The main limitation of the study is that attempting to generalize results obtained from a small patient group creates bias. In addition, the retrospective nature of the study, underrepresentation of the female sex, and the inclusion of operations performed by different surgeons.

In conclusion the stage IIB category remains heterogeneous despite the updated eighth edition IASCL staging system. The results of our study indicate that age was the main prognostic factors affecting survival in stage IIB NSCLC. However, the effect of visceral pleural invasion and lymph node involvement on survival in stage IIB subgroups was not detected, more comprehensive multicenter studies are still needed.

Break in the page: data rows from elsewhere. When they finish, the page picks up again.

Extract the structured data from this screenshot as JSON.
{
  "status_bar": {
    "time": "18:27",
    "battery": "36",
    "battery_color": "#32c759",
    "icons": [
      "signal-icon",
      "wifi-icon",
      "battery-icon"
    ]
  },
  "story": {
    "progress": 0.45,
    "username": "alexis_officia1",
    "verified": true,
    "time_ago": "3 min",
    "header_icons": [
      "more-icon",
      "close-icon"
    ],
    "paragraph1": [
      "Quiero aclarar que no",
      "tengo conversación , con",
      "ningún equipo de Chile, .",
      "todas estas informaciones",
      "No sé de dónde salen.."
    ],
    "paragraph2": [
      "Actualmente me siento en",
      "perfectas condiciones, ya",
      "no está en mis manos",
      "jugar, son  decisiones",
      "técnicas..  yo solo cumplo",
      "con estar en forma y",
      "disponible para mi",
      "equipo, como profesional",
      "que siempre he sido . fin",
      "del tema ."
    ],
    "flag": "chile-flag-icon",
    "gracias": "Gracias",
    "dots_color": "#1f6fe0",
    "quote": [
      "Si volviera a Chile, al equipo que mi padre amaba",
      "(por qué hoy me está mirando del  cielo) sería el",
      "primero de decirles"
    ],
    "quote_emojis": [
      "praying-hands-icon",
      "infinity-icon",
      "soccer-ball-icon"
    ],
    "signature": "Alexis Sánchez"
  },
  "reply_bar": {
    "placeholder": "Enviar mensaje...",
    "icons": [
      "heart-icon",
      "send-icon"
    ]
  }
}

Declaration of conflicting interests
The authors declared no conflicts of interest with respect to the authorship and/or publication of this article.

Funding
The authors received no financial support for the research and/or authorship of this article.

Ethics approval
The study was approved by the institutional review board of Health Sciences University Yedikule Chest Diseases and Thoracic Surgery Training and Research Hospital (No: 2020-62).

Authors’ contribution
CA; performed the analysis, co-wrote the paper, contributed data or analysis tools, CBS; conceived and designed the analysis, performed the analysis, co-wrote the paper. MVD, LC, MM, MAB; contributed data, co-wrote the paper, NY, VE; collected the data.